L’ETOILE DE PANDORE, TOME 4 : JUDAS DEMASQUE (Peter F. Hamilton) : Une fin en apothéose

letoiledepandore4Il arrive très souvent qu’en commençant une saga qui s’annonce longue, l’auteur ne sache pas exactement où son récit va le mener. Cela est d’autant plus difficile quand il ouvre maintes et maintes sous-intrigues qui devront toutes trouver une conclusion cohérente avec tout le reste. Et lorsque c’est le cas, le lecteur le sent bien et le dénouement est alors frustrant et décevant. On aurait pu craindre une telle fin malheureuse pour l’Etoile de Pandore qui s’achève avec Judas Démasqué. Il n’en est rien et on a au contraire droit à une véritable apothéose.

Le Commenwealth est tout juste en train de mettre au point une véritable flotte de combat qu’il essuie une seconde attaque, de plus grande ampleur encore, de la part des Primiens. La survie même de l’humanité est en danger. Mais le péril vient aussi de l’intérieur, où l’existence réelle de l’Arpenteur devient chaque jour un peu plus probable. Mais les ennemis d’hier pourront-ils s’allier pour se débarrasser de cette menace ?

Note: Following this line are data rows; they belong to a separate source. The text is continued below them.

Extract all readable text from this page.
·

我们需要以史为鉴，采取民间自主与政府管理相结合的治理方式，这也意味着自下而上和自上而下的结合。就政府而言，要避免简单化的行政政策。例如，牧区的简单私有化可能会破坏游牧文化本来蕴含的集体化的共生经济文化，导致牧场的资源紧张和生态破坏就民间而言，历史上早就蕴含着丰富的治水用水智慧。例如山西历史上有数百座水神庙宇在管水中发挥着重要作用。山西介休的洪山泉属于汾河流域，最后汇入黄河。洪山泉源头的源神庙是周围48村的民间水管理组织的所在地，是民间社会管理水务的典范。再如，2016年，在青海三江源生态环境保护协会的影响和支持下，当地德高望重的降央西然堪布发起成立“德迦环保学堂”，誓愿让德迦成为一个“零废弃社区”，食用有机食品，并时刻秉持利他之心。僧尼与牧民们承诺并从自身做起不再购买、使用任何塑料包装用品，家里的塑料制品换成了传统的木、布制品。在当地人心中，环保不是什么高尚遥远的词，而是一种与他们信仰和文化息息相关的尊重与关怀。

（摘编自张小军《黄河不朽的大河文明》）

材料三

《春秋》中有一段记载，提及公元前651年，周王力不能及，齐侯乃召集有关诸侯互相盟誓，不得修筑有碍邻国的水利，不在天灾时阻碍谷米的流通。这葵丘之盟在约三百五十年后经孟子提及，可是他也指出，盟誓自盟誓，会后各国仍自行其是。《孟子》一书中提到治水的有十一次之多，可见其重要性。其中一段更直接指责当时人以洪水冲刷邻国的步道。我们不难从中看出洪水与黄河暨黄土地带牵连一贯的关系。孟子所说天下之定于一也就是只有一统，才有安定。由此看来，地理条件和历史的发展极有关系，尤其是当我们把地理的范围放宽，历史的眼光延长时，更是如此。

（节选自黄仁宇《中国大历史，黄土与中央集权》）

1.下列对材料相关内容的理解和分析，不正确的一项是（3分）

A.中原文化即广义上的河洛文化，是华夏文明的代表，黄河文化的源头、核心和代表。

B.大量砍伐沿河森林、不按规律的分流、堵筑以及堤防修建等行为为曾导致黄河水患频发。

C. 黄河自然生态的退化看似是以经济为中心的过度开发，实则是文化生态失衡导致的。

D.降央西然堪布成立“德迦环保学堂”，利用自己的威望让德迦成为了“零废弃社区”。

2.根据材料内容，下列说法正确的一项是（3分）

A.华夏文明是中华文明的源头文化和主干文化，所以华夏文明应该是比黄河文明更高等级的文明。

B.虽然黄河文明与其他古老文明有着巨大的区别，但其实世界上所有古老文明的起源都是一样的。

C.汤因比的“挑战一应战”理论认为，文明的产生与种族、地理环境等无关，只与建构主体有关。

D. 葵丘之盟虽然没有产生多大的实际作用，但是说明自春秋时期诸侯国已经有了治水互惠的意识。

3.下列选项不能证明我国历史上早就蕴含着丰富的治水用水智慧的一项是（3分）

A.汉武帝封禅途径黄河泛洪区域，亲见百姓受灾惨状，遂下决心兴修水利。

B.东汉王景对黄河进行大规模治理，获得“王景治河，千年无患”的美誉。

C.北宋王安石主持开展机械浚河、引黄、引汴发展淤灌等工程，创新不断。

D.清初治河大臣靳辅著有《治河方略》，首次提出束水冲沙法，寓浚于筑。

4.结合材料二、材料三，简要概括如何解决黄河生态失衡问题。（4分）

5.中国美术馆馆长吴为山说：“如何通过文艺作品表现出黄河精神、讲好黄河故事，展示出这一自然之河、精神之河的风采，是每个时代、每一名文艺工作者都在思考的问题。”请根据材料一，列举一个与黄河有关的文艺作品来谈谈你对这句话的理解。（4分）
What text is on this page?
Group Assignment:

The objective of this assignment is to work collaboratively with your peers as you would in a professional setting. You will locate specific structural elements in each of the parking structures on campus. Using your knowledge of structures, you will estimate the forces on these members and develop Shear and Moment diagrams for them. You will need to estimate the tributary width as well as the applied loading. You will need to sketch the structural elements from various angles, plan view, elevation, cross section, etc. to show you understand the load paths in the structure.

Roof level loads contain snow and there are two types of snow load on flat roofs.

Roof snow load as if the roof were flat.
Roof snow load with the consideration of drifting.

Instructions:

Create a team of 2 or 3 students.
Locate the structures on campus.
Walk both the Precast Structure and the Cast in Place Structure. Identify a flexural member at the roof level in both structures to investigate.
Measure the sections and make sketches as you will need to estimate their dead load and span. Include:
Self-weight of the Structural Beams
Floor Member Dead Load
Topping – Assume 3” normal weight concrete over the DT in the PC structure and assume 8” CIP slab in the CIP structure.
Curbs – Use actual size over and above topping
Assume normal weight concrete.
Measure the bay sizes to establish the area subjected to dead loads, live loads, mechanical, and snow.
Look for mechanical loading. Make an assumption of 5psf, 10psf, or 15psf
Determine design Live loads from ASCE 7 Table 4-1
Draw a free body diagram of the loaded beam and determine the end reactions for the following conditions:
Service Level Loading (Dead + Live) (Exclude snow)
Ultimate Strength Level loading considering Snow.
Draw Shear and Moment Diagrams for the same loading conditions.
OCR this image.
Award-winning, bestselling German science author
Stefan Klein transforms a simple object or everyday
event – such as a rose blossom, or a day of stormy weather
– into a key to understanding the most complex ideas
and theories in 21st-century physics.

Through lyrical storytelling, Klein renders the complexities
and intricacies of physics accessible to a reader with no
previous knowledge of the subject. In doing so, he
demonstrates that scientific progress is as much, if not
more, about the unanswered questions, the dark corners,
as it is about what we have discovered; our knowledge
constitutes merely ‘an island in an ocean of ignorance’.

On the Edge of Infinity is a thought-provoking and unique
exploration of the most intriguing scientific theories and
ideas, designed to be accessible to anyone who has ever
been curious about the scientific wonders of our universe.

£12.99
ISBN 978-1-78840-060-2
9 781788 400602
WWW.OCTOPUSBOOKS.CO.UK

Si la lecture des trois premiers tomes m’avait déjà fait dire que l’Etoile de Pandore constituait une des tous meilleures séries de science-fiction qui soit, ce quatrième et dernier tome, Judas Démasqué, rend cet état de fait définitivement certain et incontestable. J’ai toujours souligné la richesse des intrigues et sous-intrigues et à force d’ouvrir des portes, on se demandait si Peter F. Hamilton arriverait à toute les refermer de manières satisfaisantes. A la lecture de ce livre, on est désormais sûr que, depuis la première ligne, il savait où tout cela allait mener. Tous les éléments apparus précédemment prennent ici tout leur sens et il est évident que tout cela ne s’est pas fait au hasard ou au petit bonheur la chance.

L’Etoile de Pandore forme donc une œuvre d’une remarquable cohérence. Les quatre tomes ne s’empilent pas, ils se succèdent dans une totale fluidité pour nous compter une seule et même histoire, où chaque détail compte. Du coup, la lecture de Judas Démasqué est un vrai bonheur pour tous ceux qui ont apprécié les trois tomes précédents. Passionnant dès la première ligne, on l’avale d’une seule traite, impatient de voir toutes les questions que l’on se pose trouver réponse et toutes les intrigues trouver une conclusion. Jamais ces dernières ne sont bâclées ou semblent sortie de nulle part. Jamais le lecteur n’a l’occasion de lever le nez de son livre pour exprimer la moindre déception. Au contraire, il plonge de plus en plus profondément dans un récit qui l’avait déjà happé dès le premier tome.

Si Peter F. Hamilton brille donc dans la construction du récit, son style contribue lui aussi au caractère très immersif de L’Etoile de Pandore, tome 4 : Judas Démasqué. J’ai déjà souligné à quelle point son écriture est claire malgré la foule de personnages et d’intrigues croisées. Ceci prend encore une autre dimension quand les lignes narratives fusionnent jusqu’au dénouement final. Jamais cela ne se passe dans la confusion et au fur et à mesure que les intrigues se resserrent, l’intérêt du lecteur se renforce. Les dernières pages apportent une conclusion à la hauteur des quatre tomes précédents et ceci vraiment assez rare pour être souligné.

Avec Judas Démasqué, la lecture de l’Etoile de Pandore devient définitivement indispensable à tout amateur de science-fiction qui se respecte. Et pour ceux qui n’y goûte que très rarement, avec cette saga, il seront sûrs de faire le bon choix et de ne pas s’attarder sur une œuvre de seconde zone. A la fois très classique et particulièrement inventive, elle brille par sa richesse, ses rebondissements innombrables et sa tension narrative constante, même si le troisième tome est un tout petit peu moins intense. Mais c’était vraiment le calme avant la tempête.

J’ai découvert l’Etoile de Pandore par hasard. Mais ce quatrième et dernier tome, Judas Démasqué finit de me convaincre que parfois il fait bien les choses.